Thursday, November 10, 2011

Presentability and Other Risks in a Resume and Cover Letter

Its is common that many job seekers look forward to prospect employers reading through their CVs to establish what their true potentials are. The risk that many often do is to assume that none of the targeted attributes can be picked from the resume. Some of the very judgments that can come from perusing through ones CV without even reading the content are issues to do with language prowess, personality, sense of style, personal organization and resource management orientation. Below are some of the common aspects of judgment that a prospect employer may have.
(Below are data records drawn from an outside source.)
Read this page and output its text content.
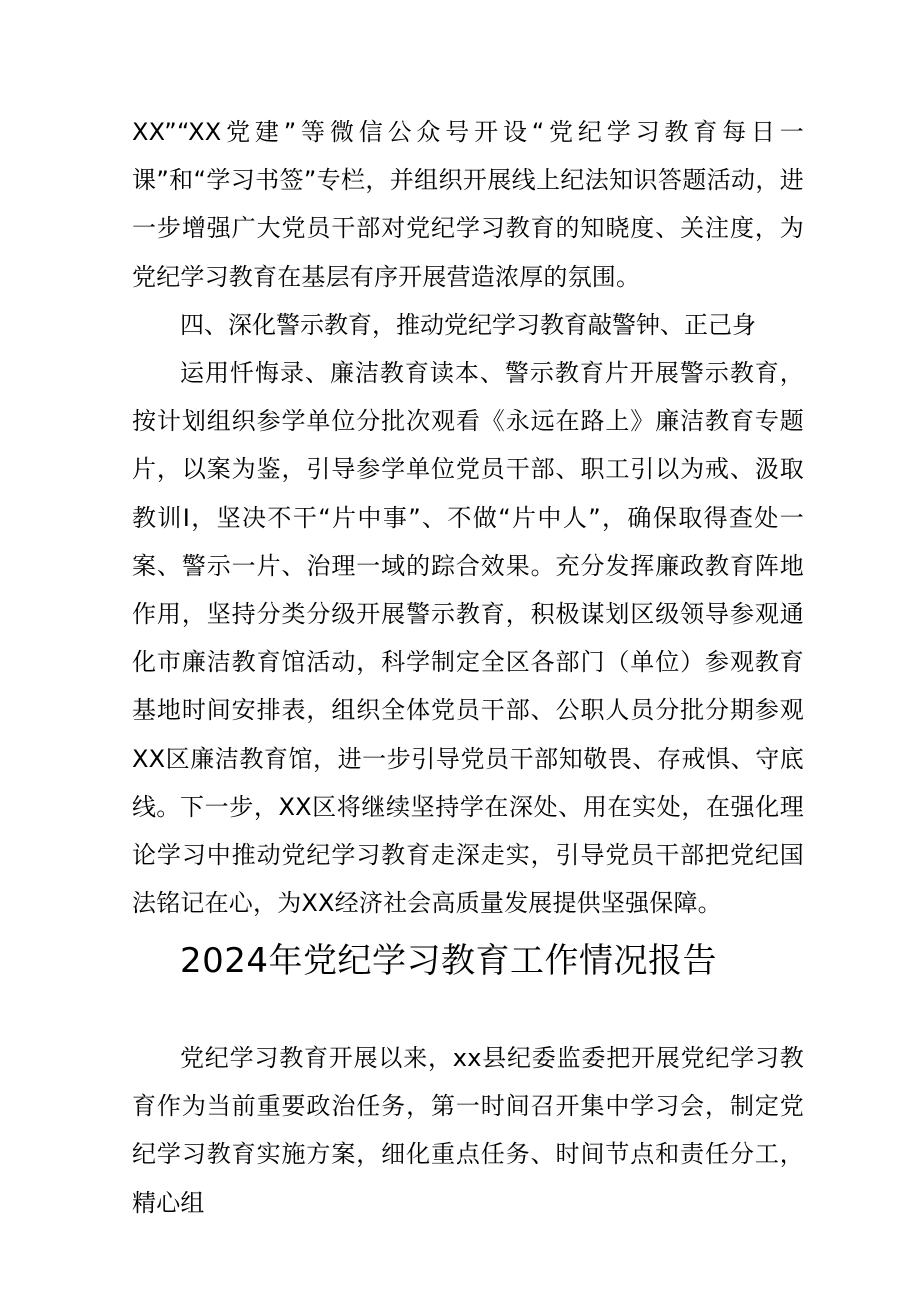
XX”“XX党建”等微信公众号开设“党纪学习教育每日一课”和“学习书签”专栏，并组织开展线上纪法知识答题活动，进一步增强广大党员干部对党纪学习教育的知晓度、关注度，为党纪学习教育在基层有序开展营造浓厚的氛围。

四、深化警示教育，推动党纪学习教育敲警钟、正己身

运用忏悔录、廉洁教育读本、警示教育片开展警示教育，按计划组织参学单位分批次观看《永远在路上》廉洁教育专题片，以案为鉴，引导参学单位党员干部、职工引以为戒、汲取教训I，坚决不干“片中事”、不做“片中人”，确保取得查处一案、警示一片、治理一域的踪合效果。充分发挥廉政教育阵地作用，坚持分类分级开展警示教育，积极谋划区级领导参观通化市廉洁教育馆活动，科学制定全区各部门（单位）参观教育基地时间安排表，组织全体党员干部、公职人员分批分期参观XX区廉洁教育馆，进一步引导党员干部知敬畏、存戒惧、守底线。 下一步，XX区将继续坚持学在深处、用在实处，在强化理论学习中推动党纪学习教育走深走实，引导党员干部把党纪国法铭记在心，为XX经济社会高质量发展提供坚强保障。

2024年党纪学习教育工作情况报告

党纪学习教育开展以来，xx县纪委监委把开展党纪学习教育作为当前重要政治任务，第一时间召开集中学习会，制定党纪学习教育实施方案，细化重点任务、时间节点和责任分工，精心组
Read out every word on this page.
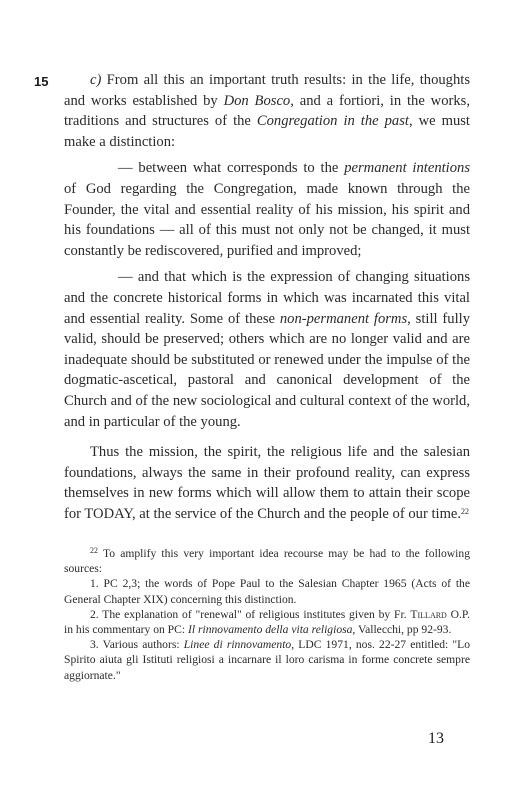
15	c) From all this an important truth results: in the life, thoughts and works established by Don Bosco, and a fortiori, in the works, traditions and structures of the Congregation in the past, we must make a distinction:

— between what corresponds to the permanent intentions of God regarding the Congregation, made known through the Founder, the vital and essential reality of his mission, his spirit and his foundations — all of this must not only not be changed, it must constantly be rediscovered, purified and improved;

— and that which is the expression of changing situations and the concrete historical forms in which was incarnated this vital and essential reality. Some of these non-permanent forms, still fully valid, should be preserved; others which are no longer valid and are inadequate should be substituted or renewed under the impulse of the dogmatic-ascetical, pastoral and canonical development of the Church and of the new sociological and cultural context of the world, and in particular of the young.

Thus the mission, the spirit, the religious life and the salesian foundations, always the same in their profound reality, can express themselves in new forms which will allow them to attain their scope for TODAY, at the service of the Church and the people of our time.$^{22}$

$^{22}$ To amplify this very important idea recourse may be had to the following sources:

1. PC 2,3; the words of Pope Paul to the Salesian Chapter 1965 (Acts of the General Chapter XIX) concerning this distinction.

2. The explanation of "renewal" of religious institutes given by Fr. Tillard O.P. in his commentary on PC: Il rinnovamento della vita religiosa, Vallecchi, pp 92-93.

3. Various authors: Linee di rinnovamento, LDC 1971, nos. 22-27 entitled: "Lo Spirito aiuta gli Istituti religiosi a incarnare il loro carisma in forme concrete sempre aggiornate."

13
§ The choice of fonts may distinguish between the extent of formality or otherwise. Some fonts are better reserved for entertainment posters. The same would apply to the choice of bullet types
§The setting of your document and particularly the consistency of your spacing denting or even the variation in fonts may betray ones self proclaimed proficiency in computers. Worse than this, it may as well show such aspects like lack of organization and consistency. This may be very risky for such positions like Executive Assistant or Secretary to the Managing Director
§Whereas many employers are keen to limit the number of pages in a CV, some candidates may stay within such limits but the utilization of space is questionable. The most common type of utilization is that in which the main contents are indented towards the extreme right side leaving a half a page for only headers and reference to dates. This may manifest itself as a potential lack of resource optimization skills or attributes
§That recruiters are people with biases is not questionable. Some employers may ask for photos for applicants while other may not. A photo may attract a bias depending on the viewer’s inclinations. Hair styles, facial expressions or even personal grooming may attract the risk of subconscious bias.

With a CV or cover letter, first impressions really matter. Limit your risks and take every opportunity to impress the reader from the outward presentation.